Psychoactive substances that are legal in Utah:
Cannabis is also legal in the state of Utah, but only for medicinal use. In order to get access to marijuana, you’ll need to be diagnosed with one of the approved medical conditions and have a recommendation form filled out by your doctor.
THC analogs including delta 8 THC and delta 10 THC were recently banned in Utah and can no longer be bought regardless of medical status.
What’s The Difference Between Legalization & Decriminalization?
There are some crucial differences between decriminalization and the legalization of a substance. Here, we’ll describe both so you can stay on top of things.

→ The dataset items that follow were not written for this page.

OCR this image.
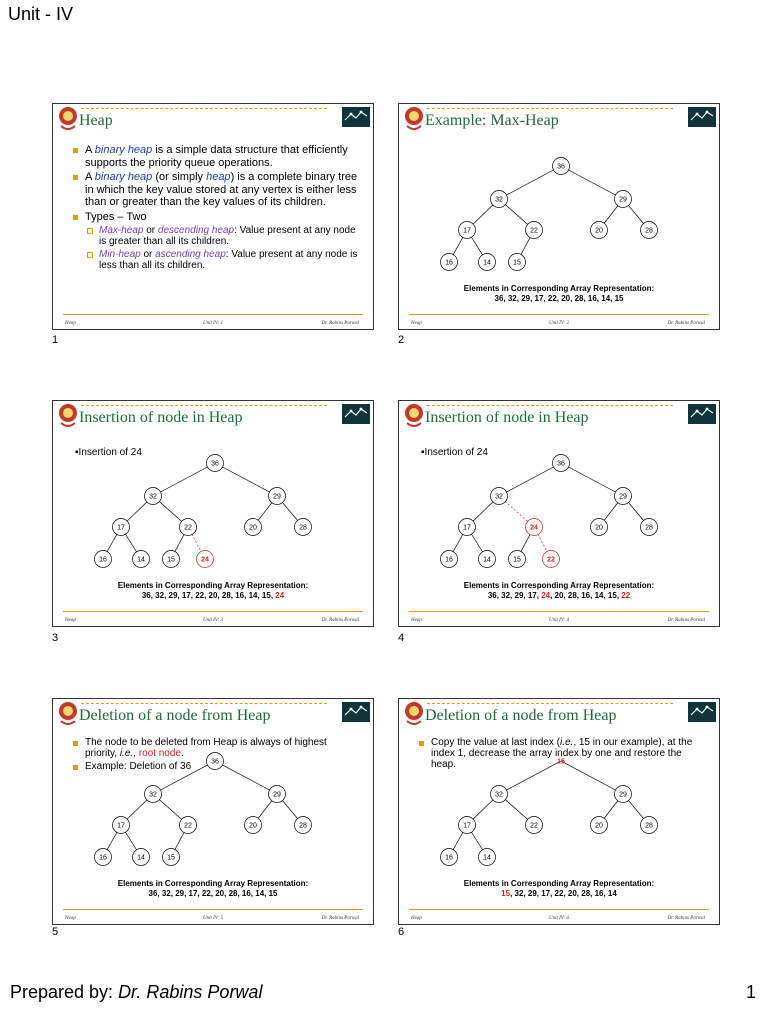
Unit - IV
Heap
A binary heap is a simple data structure that efficiently supports the priority queue operations.
A binary heap (or simply heap) is a complete binary tree in which the key value stored at any vertex is either less than or greater than the key values of its children.
Types – Two
Max-heap or descending heap: Value present at any node is greater than all its children.
Min-heap or ascending heap: Value present at any node is less than all its children.
Heap	Unit IV: 1	Dr. Rabins Porwal
1
Example: Max-Heap
36
32	29
17	22	20	28
16	14	15
Elements in Corresponding Array Representation:
36, 32, 29, 17, 22, 20, 28, 16, 14, 15
Heap	Unit IV: 2	Dr. Rabins Porwal
2
Insertion of node in Heap
▪Insertion of 24
36
32	29
17	22	20	28
16	14	15	24
Elements in Corresponding Array Representation:
36, 32, 29, 17, 22, 20, 28, 16, 14, 15, 24
Heap	Unit IV: 3	Dr. Rabins Porwal
3
Insertion of node in Heap
▪Insertion of 24
36
32	29
17	24	20	28
16	14	15	22
Elements in Corresponding Array Representation:
36, 32, 29, 17, 24, 20, 28, 16, 14, 15, 22
Heap	Unit IV: 4	Dr. Rabins Porwal
4
Deletion of a node from Heap
The node to be deleted from Heap is always of highest priority, i.e., root node.
Example: Deletion of 36	36
32	29
17	22	20	28
16	14	15
Elements in Corresponding Array Representation:
36, 32, 29, 17, 22, 20, 28, 16, 14, 15
Heap	Unit IV: 5	Dr. Rabins Porwal
5
Deletion of a node from Heap
Copy the value at last index (i.e., 15 in our example), at the index 1, decrease the array index by one and restore the heap.	15
32	29
17	22	20	28
16	14
Elements in Corresponding Array Representation:
15, 32, 29, 17, 22, 20, 28, 16, 14
Heap	Unit IV: 6	Dr. Rabins Porwal
6
Prepared by: Dr. Rabins Porwal	1
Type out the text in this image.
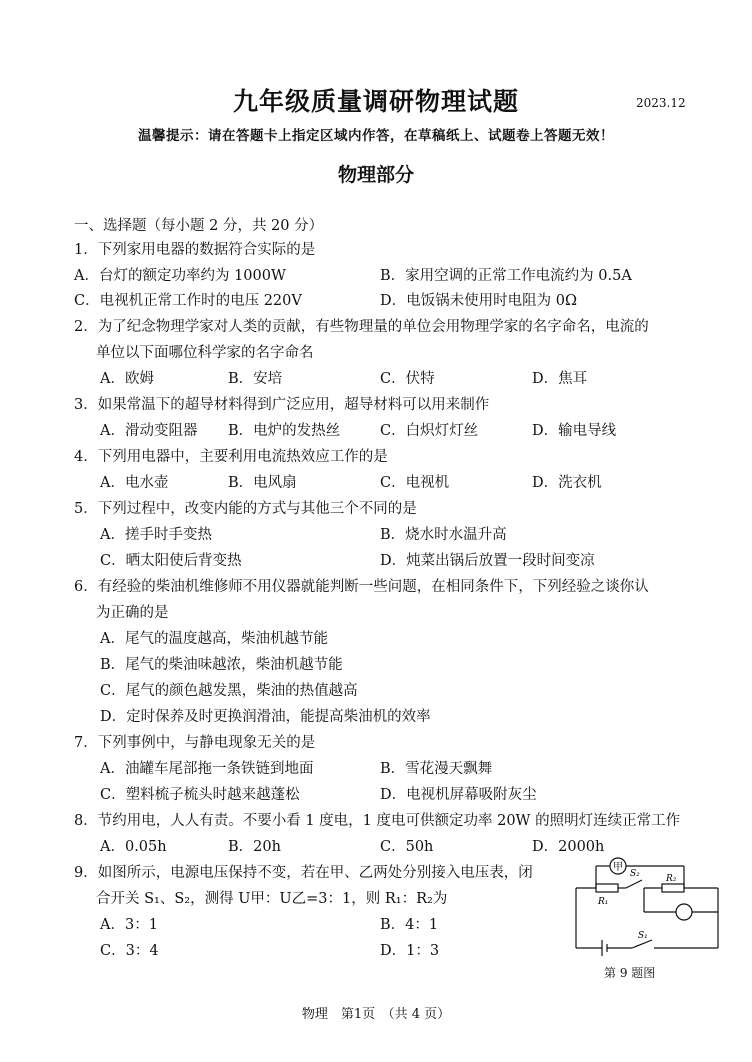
九年级质量调研物理试题	2023.12
温馨提示：请在答题卡上指定区域内作答，在草稿纸上、试题卷上答题无效！
物理部分
一、选择题（每小题 2 分，共 20 分）
1．下列家用电器的数据符合实际的是
A．台灯的额定功率约为 1000W	B．家用空调的正常工作电流约为 0.5A
C．电视机正常工作时的电压 220V	D．电饭锅未使用时电阻为 0Ω
2．为了纪念物理学家对人类的贡献，有些物理量的单位会用物理学家的名字命名，电流的
单位以下面哪位科学家的名字命名
A．欧姆	B．安培	C．伏特	D．焦耳
3．如果常温下的超导材料得到广泛应用，超导材料可以用来制作
A．滑动变阻器 B．电炉的发热丝	C．白炽灯灯丝	D．输电导线
4．下列用电器中，主要利用电流热效应工作的是
A．电水壶	B．电风扇	C．电视机	D．洗衣机
5．下列过程中，改变内能的方式与其他三个不同的是
A．搓手时手变热	B．烧水时水温升高
C．晒太阳使后背变热	D．炖菜出锅后放置一段时间变凉
6．有经验的柴油机维修师不用仪器就能判断一些问题，在相同条件下，下列经验之谈你认
为正确的是
A．尾气的温度越高，柴油机越节能
B．尾气的柴油味越浓，柴油机越节能
C．尾气的颜色越发黑，柴油的热值越高
D．定时保养及时更换润滑油，能提高柴油机的效率
7．下列事例中，与静电现象无关的是
A．油罐车尾部拖一条铁链到地面	B．雪花漫天飘舞
C．塑料梳子梳头时越来越蓬松	D．电视机屏幕吸附灰尘
8．节约用电，人人有责。不要小看 1 度电，1 度电可供额定功率 20W 的照明灯连续正常工作
A．0.05h	B．20h	C．50h	D．2000h
9．如图所示，电源电压保持不变，若在甲、乙两处分别接入电压表，闭
合开关 S₁、S₂，测得 U甲：U乙=3：1，则 R₁：R₂为
A．3：1	B．4：1
C．3：4	D．1：3
甲
S₂	R₂
R₁
S₁
第 9 题图
物理　第1页　（共 4 页）
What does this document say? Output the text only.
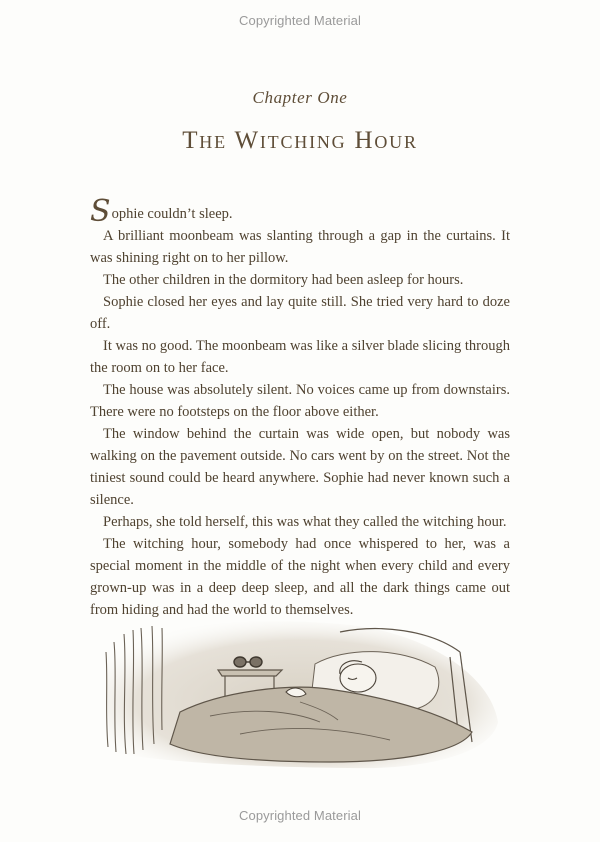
Copyrighted Material
Chapter One
The Witching Hour

Sophie couldn’t sleep.

A brilliant moonbeam was slanting through a gap in the curtains. It was shining right on to her pillow.

The other children in the dormitory had been asleep for hours.

Sophie closed her eyes and lay quite still. She tried very hard to doze off.

It was no good. The moonbeam was like a silver blade slicing through the room on to her face.

The house was absolutely silent. No voices came up from downstairs. There were no footsteps on the floor above either.

The window behind the curtain was wide open, but nobody was walking on the pavement outside. No cars went by on the street. Not the tiniest sound could be heard anywhere. Sophie had never known such a silence.

Perhaps, she told herself, this was what they called the witching hour.

The witching hour, somebody had once whispered to her, was a special moment in the middle of the night when every child and every grown-up was in a deep deep sleep, and all the dark things came out from hiding and had the world to themselves.

Copyrighted Material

The legalization of a drug entails the revokement of the penalties related to it. In addition, its sale to the public for recreational or medicinal use is allowed and regulated. Legalizing a drug enables the products to be purer and practically nullifies drug trafficking.
Decriminalization only eliminates or significantly reduces penalties without legalizing their sale. While it is an intermediate step, this helps to free the courts from small cases and to be able to provide support for addicts.
Key Takeaways: What’s The Future of Psychedelics in Utah?
Utah’s laws are notorious for being tough on drugs. The penalties for possessing these substances are years in prison and thousands of dollars. Although some states have already decriminalized drugs, Utah does not appear to have any upcoming plans.
The United States, in general, is moving towards the legalization of psychedelics. However, the delta 8 and 10 ban after the Farm Bill demonstrates Utah’s rigidity on this issue.
The greatest hope is that federal laws on psychedelics change, and Utah follows that trend.